1.0 vs 2.0
We can now do a comparison between existing Loyalty 1.0 proposed and the proposed Loyalty 2.0 ideas.
| Attribute | Loyalty 1.0 | Loyalty 2.0 |
| Rewards for | Transactions (Money) | Attention and Data (Time) |
| Where | PoS: Offline, Website, App | App; Push Messages (to begin with) |
| Owner | Single Brand; Centralised | Multi-brand; governance via a DAO |
| Earnings | Points | Web3 Tokens |
| Storage | Brand Database | Blockchain |
| Redemption | Brand Catalog / Store | Exchange / Marketplace |
| Redemption Ease | Hard (in most cases) | Easy |
| Value Decision | Brand | Market |
| Can be debased | Yes | No |
| Can be traded | No | Yes |
| Can be transferred | No (in most cases) | Yes |
| Value over time | Stays flat or decreases | Will increase with utility |
| Expiry | Yes (in most cases) | No |
| Rules | Determined by brand | Encoded in “smart contract” |
| Anonymity | Not possible | Possible |
| Security | Low | High |
As can be seen, there are many differences between Loyalty 1.0 and 2.0. Loyalty 1.0 programs are all around us; Loyalty 2.0 platform has yet to be created. To begin with, there is almost no overlap between the two types of programs. While the sole focus of Loyalty 1.0 is to drive and reward transactions, Loyalty 2.0 focuses on the upstream: attention, whether it is in push messages or later on the brand’s digital or physical properties.
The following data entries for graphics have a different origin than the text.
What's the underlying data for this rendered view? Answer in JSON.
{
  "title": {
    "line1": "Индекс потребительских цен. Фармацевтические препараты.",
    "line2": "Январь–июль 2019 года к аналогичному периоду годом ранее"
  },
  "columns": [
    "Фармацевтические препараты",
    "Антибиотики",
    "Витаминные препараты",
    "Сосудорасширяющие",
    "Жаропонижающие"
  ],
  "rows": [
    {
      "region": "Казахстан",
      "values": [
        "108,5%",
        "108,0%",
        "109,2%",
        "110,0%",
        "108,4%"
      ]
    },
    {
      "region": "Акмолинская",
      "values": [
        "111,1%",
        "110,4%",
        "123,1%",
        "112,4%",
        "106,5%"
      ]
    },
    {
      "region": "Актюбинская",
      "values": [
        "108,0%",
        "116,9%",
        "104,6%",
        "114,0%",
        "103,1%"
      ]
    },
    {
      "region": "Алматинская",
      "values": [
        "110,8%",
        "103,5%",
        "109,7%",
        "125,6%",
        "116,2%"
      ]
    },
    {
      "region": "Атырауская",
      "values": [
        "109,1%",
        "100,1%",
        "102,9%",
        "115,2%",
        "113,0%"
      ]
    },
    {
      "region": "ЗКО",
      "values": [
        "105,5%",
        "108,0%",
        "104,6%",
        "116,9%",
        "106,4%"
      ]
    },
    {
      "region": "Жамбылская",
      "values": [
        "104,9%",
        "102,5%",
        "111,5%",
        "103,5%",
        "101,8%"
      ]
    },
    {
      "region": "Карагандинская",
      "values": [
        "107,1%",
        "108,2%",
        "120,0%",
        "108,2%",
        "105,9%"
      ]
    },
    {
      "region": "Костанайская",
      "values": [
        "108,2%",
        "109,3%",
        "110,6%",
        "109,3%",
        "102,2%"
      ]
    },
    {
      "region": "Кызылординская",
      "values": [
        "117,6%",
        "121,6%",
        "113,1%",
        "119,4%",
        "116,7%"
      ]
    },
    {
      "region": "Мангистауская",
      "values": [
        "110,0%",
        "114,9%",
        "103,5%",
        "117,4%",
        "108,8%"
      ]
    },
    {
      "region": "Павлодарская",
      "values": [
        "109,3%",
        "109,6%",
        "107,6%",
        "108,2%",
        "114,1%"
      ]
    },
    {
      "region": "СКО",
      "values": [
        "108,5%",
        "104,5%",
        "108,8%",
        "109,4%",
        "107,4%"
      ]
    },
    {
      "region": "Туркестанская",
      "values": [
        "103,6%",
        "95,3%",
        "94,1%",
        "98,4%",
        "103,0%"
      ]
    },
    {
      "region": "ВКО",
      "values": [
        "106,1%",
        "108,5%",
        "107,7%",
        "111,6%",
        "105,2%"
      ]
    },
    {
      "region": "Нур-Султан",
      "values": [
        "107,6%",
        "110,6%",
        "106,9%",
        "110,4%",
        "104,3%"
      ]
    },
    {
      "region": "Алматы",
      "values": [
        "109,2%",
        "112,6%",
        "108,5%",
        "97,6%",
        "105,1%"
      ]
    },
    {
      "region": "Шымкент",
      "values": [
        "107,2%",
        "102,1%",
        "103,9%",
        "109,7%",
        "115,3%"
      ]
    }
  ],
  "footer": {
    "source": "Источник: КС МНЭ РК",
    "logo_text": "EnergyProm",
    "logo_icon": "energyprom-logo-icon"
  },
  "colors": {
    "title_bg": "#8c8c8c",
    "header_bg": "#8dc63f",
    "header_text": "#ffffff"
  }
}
Loyalty 1.0 aims for retention and repeat purchases in commoditised markets. It aims to influence behaviour with the prospect of a future reward. Loyalty 2.0 solves the problems of attention recession and customer data poverty, both of which are the priors in the customer journey. If a customer is not listening to a brand, it is hard to get them to the brand’s property for a transaction. In the pre-digital world, when it was not easy to know each individual customer, the only possibility of a loyalty program was based on transactions. The digital world has opened by the prospect of nurturing customer relationships via targeted messages, nudges and personalised recommendations.
Cristina Ziliani and Marco Ieva write in their book, “Loyalty Management: From Loyalty Programs to Omnichannel Customer Experiences”:
In today’s world, marketing is largely based on the goal of earning long-term loyal customers, and long-standing loyalty tools – transformed by the information revolution into datarich, interactive touchpoints – have become the enablers of loyalty-oriented and customer-centred omnichannel strategies that are shaping the consumer world…The rise of digital has added a new online dynamic and along with it, inevitable challenges and opportunities. Over more than a century, a variety of loyalty tools and practices have arisen and diffused across industries and countries. The paraphernalia of loyalty management has taken manifold forms from tickets, tokens and stamps to plastic cards, vouchers and coupons to digital wallets, wish lists and personalized journeys.
…Over the past three decades loyalty management has undergone three phases. From 1980 to the end of the twentieth century, it meant running a loyalty programme. Since 2000, companies have shifted their focus towards harnessing the ‘invisible’ advantages of such programmes: the insight they offer into the world of their customers, the opportunity this gives them to develop and manage positive relationships with those customers, and the value created by being able to use scheme data to inform decision-making and shape targeted marketing efforts to retain, upsell, cross-sell or reactivate their customer base. Today, in 2019, we are entering a new phase. Loyalty management is increasingly now being identified with the design and management of a quality customer experience across the various touchpoints that connect the customer and the brand and through which the customer journey evolves.
Loyalty 1.0 was built for the offline world; Loyalty 2.0 is made for the digital-first world. Loyalty 2.0 builds on the work done through the decades in loyalty. It moves loyalty higher in the funnel and earlier in the journey; attention retention is the first step in the customer relationship. Without attention, there is no retention; brands face churn and continuous high spending on acquisition and reacquisition which erodes profitability.